Adriana Mello, juíza: ‘A mulher é morta por ser mulher’

Com doutorado em Barcelona, carioca expert em casos de violência doméstica defende incluir no Código Penal o crime de feminicídio, tipificado em vários países

“Tenho 44 anos, sou casada com um juiz e mãe de duas filhas. No doutorado pela Universidade Autônoma de Barcelona, estudo 38 casos de homicídios de mulheres no Rio num período de dez anos. Elas foram mortas quando quiseram romper a relação. O Brasil é hoje o sétimo país do mundo em homicídios de mulheres”

Conte algo que não sei.

Em 1830, o Código Penal em vigor no Brasil previa o femicídio. O marido podia matar a mulher flagrada em adultério e o homem com quem ela estava. Se esse homem tivesse um cargo alto, podia não ser punido com a morte. Já se fosse uma pessoa do povo, morria.

O que é femicídio?

O assassinato de mulheres em razão do gênero, pela condição de mulher. Ocorre basicamente no âmbito doméstico e familiar. A mulher é morta por ser mulher. O femicídio é o resultado de um histórico de violência que aquela mulher vivenciou. No meu doutorado, estudo 38 processos de homicídios de mulheres no Rio, de 2000 a 2010. Elas morreram quando quiseram romper com a relação.

De onde vem o conceito?

A socióloga americana Diana Russell usou o termo femicídio (femicide, em inglês). Depois o tema começou a ser estudado no México, por causa de crimes contra garotas adolescentes em Cidade Juárez. Marcela Lagarde, a antropóloga mexicana, adotou o nome “feminicídio”.

Qual a diferença?

O femicídio era o assassinato de uma mulher por ódio ou misoginia (aversão a mulheres), com mortes cruéis, partes da face e seios destruídos. No México, foi acrescentado outro componente, a tolerância do Estado com esses crimes, o que garante a impunidade. Não se buscava culpado. Houve comoção no México quando cinco corpos de garotas foram encontrados. Elas eram violentadas, torturadas e mortas. O México foi condenado na OEA a dar reparação às famílias das cinco meninas.

Onde já está tipificado?

No México, vários estados tipificaram o feminicídio. Também na Guatemala, em El Salvador, em Honduras, na Costa Rica. O Chile tipificou o femicídio íntimo (cometido por conhecidos). Peru, Bolívia e Venezuela tipificaram.

 

Por que tipificar se o homicídio está no Código Penal?

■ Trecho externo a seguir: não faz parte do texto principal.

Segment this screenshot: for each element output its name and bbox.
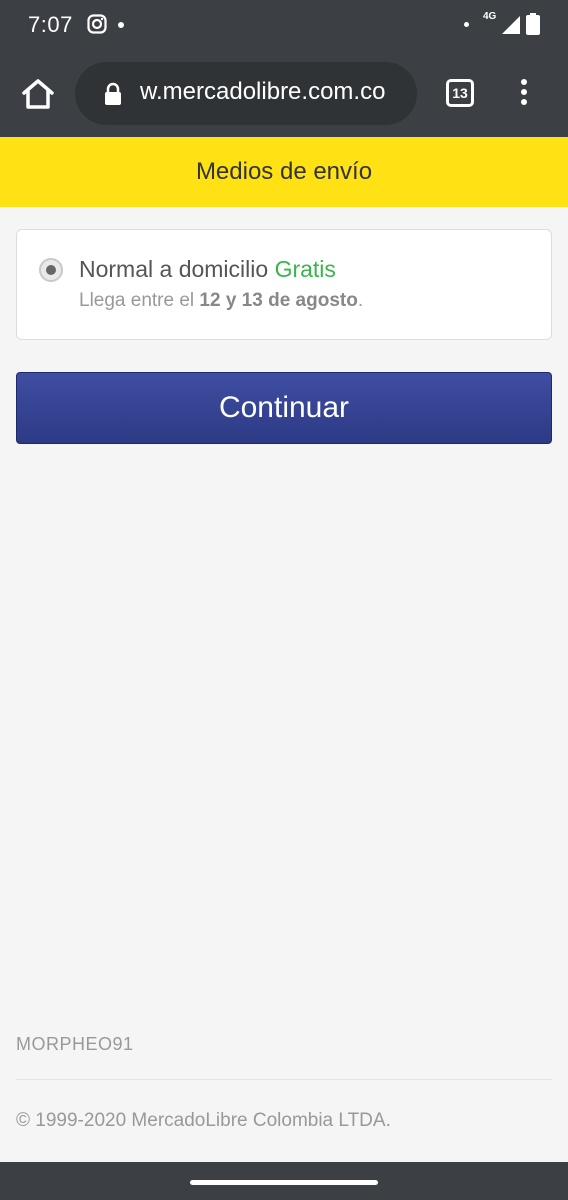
home-icon[interactable]	[20, 77, 56, 111]
shipping-option-card[interactable]: Normal a domicilio Gratis Llega entre el…	[16, 229, 552, 340]
status-dot-icon	[464, 22, 469, 27]
battery-icon	[526, 13, 540, 35]
footer-divider	[16, 1079, 552, 1080]
shipping-option-radio[interactable]	[39, 258, 63, 282]
eta-prefix: Llega entre el	[79, 290, 200, 311]
shipping-eta: Llega entre el 12 y 13 de agosto.	[79, 290, 363, 312]
continue-button[interactable]: Continuar	[16, 372, 552, 444]
notification-dot-icon	[118, 22, 124, 28]
eta-dates: 12 y 13 de agosto	[199, 290, 358, 311]
system-nav-bar	[0, 1162, 568, 1200]
lock-icon	[105, 82, 121, 105]
overflow-menu-icon[interactable]	[514, 79, 534, 109]
shipping-price: Gratis	[274, 256, 336, 282]
footer-username: MORPHEO91	[16, 1034, 134, 1054]
page-title: Medios de envío	[0, 137, 568, 207]
status-time: 7:07	[28, 12, 73, 37]
url-text[interactable]: w.mercadolibre.com.co	[140, 78, 410, 106]
radio-selected-dot	[46, 265, 56, 275]
footer-copyright: © 1999-2020 MercadoLibre Colombia LTDA.	[16, 1110, 391, 1131]
network-type-label: 4G	[483, 11, 497, 22]
home-gesture-handle[interactable]	[190, 1180, 378, 1185]
signal-icon	[502, 16, 520, 34]
browser-toolbar: w.mercadolibre.com.co 13	[0, 52, 568, 137]
shipping-method-name: Normal a domicilio	[79, 256, 269, 282]
shipping-option-title: Normal a domicilio Gratis	[79, 256, 336, 283]
tab-switcher-button[interactable]: 13	[446, 79, 474, 107]
instagram-icon	[87, 14, 107, 34]
eta-suffix: .	[357, 290, 364, 311]
status-bar: 7:07 4G	[0, 0, 568, 52]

O que não se nomeia não existe. Se você tipifica, pode melhorar os registros, criar políticas públicas. As nossas mulheres estão morrendo, e isso não está sendo discutido. Um homicídio de mulher é muitas vezes tratado como um crime passional. A pior coisa que se pode dizer de um homicídio de uma mulher é que ele foi passional. Porque você desqualifica, diz que foi na ira, na raiva, e não é. O feminicídio é um processo de violência.

Não é algo inesperado, então.

Ela já vem sofrendo, há sempre rastro de violência que culmina com morte. Enquanto a gente não colocar isso no Código Penal de forma clara, esse fenômeno persistirá, invisível. “Ah, foi crime passional, matou porque estava com ciúmes.” A tendência é desacreditar a mulher. “Também, ela estava à noite na rua. Olha, ela usava uma roupa indecente. Ah, é mulher de malandro, apanhou e nunca teve coragem de sair da relação.” A pena poderia ser a mesma do homicídio qualificado, mas registrado como feminicídio. Nem toda morte de mulher é assim. Assalto comum? Tiroteio? Não é. É facílimo de identificar.

Femicídio ou feminicídio?

Para mim, tanto faz, embora, na academia, se faça distinção. No Brasil se debate o termo “feminicídio”, com uma dimensão que diz respeito a nós, à tolerância do Estado com os crimes. Você me pergunta por que tipificar. Para que os crimes não fiquem impunes.